Ve herkes bir gün gider; insan kendi kalır sonunda.
İ.Berk
- Karşındakilerin (de) haklı çıkmasına izin ver. Her daim kendini başkalarının yerine koyma!
- Yorulduğunda mola ver, dinlen.
- Mecburen yaptıklarının yanı sıra; kendine –bir şekilde- zaman ayırıp sevdiğin işleri yap.
- Sokağa çık; gez, gör, gözle. Kitap oku, film izle, elişi yap. Müzik dinle. Dans et. Gülümse.
- Başka hayatlarla tanış, yeni şeyler öğren, görmediğin yerlerde dolaş.
- Dinlemeyi bil. Konuşmaktan kaçınma. Eleştiri isteğini bastır. "Yapamazsın" denilen şeyleri yapmayı dene. Kendi işine bak! Her daim kendini başkasının yerine koyma!
- Önyargılarından arın. Kimseyi yargılama. Öfke, nefret gibi olumsuz duygulardan arın. Hatalarını kabullen. Kendin dahil herkesi affet. Özür dile! Planlarında esne!
- Evde / işte / dışarda durduğun yer belli olsun. Olaylara, kişilere göre eğilip bükülme. Sahip olduğun ‘şey’lerin, sana sahip olmasına izin verme.
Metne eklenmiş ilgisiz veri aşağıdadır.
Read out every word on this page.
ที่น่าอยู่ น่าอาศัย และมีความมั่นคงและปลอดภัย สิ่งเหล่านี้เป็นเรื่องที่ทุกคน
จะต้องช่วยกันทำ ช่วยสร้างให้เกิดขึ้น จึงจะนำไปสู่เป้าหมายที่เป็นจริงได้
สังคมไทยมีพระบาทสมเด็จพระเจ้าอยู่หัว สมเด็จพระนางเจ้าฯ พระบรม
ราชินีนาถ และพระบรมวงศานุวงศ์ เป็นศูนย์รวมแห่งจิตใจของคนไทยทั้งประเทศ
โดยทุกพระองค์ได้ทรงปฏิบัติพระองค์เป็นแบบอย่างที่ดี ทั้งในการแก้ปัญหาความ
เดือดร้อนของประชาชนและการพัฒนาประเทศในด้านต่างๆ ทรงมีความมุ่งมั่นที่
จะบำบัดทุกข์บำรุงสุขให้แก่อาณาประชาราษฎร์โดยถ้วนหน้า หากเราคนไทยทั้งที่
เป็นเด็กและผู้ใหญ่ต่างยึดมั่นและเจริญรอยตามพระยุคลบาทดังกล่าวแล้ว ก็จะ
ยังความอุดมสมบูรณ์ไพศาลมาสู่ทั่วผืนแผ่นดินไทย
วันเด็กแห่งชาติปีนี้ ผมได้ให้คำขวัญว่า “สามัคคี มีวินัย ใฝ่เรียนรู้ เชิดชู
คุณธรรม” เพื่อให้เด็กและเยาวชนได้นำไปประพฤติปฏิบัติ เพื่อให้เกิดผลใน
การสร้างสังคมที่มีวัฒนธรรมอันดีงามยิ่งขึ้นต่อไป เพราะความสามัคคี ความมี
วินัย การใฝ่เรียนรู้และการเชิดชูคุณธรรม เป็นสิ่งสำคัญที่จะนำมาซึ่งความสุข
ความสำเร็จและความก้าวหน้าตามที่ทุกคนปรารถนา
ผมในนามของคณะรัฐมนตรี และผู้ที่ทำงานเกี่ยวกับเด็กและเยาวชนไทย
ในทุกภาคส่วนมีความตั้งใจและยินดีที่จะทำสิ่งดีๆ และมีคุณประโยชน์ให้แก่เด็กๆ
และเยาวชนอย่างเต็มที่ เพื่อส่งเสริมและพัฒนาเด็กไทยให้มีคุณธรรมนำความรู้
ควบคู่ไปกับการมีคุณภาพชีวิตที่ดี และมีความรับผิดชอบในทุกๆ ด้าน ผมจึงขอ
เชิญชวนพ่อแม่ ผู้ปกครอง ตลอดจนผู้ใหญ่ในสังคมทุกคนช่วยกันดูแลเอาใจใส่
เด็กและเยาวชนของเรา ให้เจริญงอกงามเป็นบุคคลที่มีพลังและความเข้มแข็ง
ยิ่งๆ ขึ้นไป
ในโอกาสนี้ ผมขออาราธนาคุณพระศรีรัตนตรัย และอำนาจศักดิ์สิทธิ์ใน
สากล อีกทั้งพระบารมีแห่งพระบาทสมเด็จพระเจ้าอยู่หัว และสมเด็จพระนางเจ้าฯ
- Her şeyin bir başlangıcı ve sonu var! Ölümden korkma. Kendi cenazene katıldığını farz et, arada bir.
- Ve lütfen –her şeye rağmen- kıkırda, kikirde ve kahkaha at.
Bazen unutuyor insan; unutulduğunu da…
İ. Berk
- Türkçede “dahi” anlamına gelen “de”nin her zaman ayrı yazıldığını unutma.
- Ve kendini unuttuğunu fark ettiğinde “Ben de varım” de! (ŞD/HK)
* İş bu yazı 6. ve 7. ALZ. Eğitim Kampları Hasta Yakınları Eğitim Programında yaptığım “Talih Neden Beni/ Bizi Buldu?” ve “Ben de Varım” başlıklı sunumlardan derlendi.